Two decades on, Aparajita now leads a programme to conserve hornbills in the Indian Eastern Himalaya at the Nature Conservation Foundation (NCF), an NGO established in 1996 to promote science-based wildlife conservation in India. Focussing on hornbills as a conservation flagship species, she is seeking to improve the status of the bird’s populations outside protected areas by establishing models of community-based conservation. Aparajita is spreading knowledge of the needs of hornbills and their importance, as seed dispersers, in the maintenance of healthy forest ecosystems.
Key to her approach is raising awareness of the threats to the bird’s survival, and creating a wider rural and urban constituency for conservation through a participatory community outreach programme that gets people involved.

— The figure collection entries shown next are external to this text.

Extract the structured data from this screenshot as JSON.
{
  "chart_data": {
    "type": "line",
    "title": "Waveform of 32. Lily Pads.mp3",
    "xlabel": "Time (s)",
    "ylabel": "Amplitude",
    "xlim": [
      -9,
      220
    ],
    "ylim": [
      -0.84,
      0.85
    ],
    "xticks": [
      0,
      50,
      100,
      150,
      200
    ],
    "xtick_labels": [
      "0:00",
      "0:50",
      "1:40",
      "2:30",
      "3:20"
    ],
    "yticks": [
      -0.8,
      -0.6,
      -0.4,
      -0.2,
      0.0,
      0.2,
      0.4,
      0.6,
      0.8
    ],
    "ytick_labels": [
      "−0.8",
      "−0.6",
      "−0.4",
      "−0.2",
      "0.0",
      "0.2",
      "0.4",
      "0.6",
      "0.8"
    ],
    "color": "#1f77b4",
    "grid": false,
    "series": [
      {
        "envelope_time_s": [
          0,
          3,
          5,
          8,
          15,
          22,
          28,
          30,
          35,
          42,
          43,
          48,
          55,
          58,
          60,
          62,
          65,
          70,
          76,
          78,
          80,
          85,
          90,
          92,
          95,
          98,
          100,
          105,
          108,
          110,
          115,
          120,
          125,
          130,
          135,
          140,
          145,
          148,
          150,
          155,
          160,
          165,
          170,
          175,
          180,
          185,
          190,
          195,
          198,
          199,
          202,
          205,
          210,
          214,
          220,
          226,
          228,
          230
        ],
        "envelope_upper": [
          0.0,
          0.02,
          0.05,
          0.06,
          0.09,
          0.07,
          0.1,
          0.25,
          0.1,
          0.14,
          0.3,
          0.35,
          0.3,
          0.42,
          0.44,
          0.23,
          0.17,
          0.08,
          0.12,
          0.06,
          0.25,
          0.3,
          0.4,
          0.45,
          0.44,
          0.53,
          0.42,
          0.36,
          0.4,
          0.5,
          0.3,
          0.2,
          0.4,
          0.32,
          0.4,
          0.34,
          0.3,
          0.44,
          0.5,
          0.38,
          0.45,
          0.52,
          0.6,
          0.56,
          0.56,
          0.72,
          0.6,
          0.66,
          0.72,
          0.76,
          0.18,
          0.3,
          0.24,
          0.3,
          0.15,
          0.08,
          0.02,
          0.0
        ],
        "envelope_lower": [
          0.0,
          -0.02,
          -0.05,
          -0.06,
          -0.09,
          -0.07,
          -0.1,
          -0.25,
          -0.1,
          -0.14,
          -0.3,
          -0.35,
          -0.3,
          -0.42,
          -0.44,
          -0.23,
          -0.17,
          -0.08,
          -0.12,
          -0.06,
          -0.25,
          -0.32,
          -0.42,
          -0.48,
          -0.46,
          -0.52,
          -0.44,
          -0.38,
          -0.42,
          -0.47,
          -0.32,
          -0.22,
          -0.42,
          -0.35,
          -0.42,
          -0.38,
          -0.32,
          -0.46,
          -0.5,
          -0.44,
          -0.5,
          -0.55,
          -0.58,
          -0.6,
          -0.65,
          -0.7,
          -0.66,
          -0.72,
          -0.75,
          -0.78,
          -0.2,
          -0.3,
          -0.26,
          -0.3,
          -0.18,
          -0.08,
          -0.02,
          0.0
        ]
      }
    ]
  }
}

India’s north-eastern region is known for its biological and cultural diversity. The region encompasses two global biodiversity hotspots and the world’s most northerly tropical rainforests with an estimated 7,000-8,000 species of flowering plants, over 600 bird and 150 mammal species, including tigers and elephants. The region also has a diversity of tribal communities and, although large forest areas still remain, most forests are outside protected areas where deforestation and hunting threaten the survival of wildlife and their habitats.. The work of Aparajita Datta and her team of NCF researchers in partnerships with local people and the government seeks to find an equitable balance between the conservation and protection of wildlife habitats and the needs and aspirations of rural communities that depend heavily on forest resources for subsistence.
Aparajita’s Whitley Award winning project aims to:
Expand the Hornbill Nest Adoption Programme from 9 to 14 villages and give local people a sense of ownership.
Set up a pilot forest restoration project.
Establish The Hornbill Nyishi Festival to popularize the role played by local tribes in conserving hornbills across the region.
Why it matters:
Hornbills are ecologically important as seed dispersers.
The project’s inclusive approach transforms hunters into passionate guardians of nature.
These forests are also home to tigers, elephants, and a vast diversity of insects, amphibians, reptiles and birds.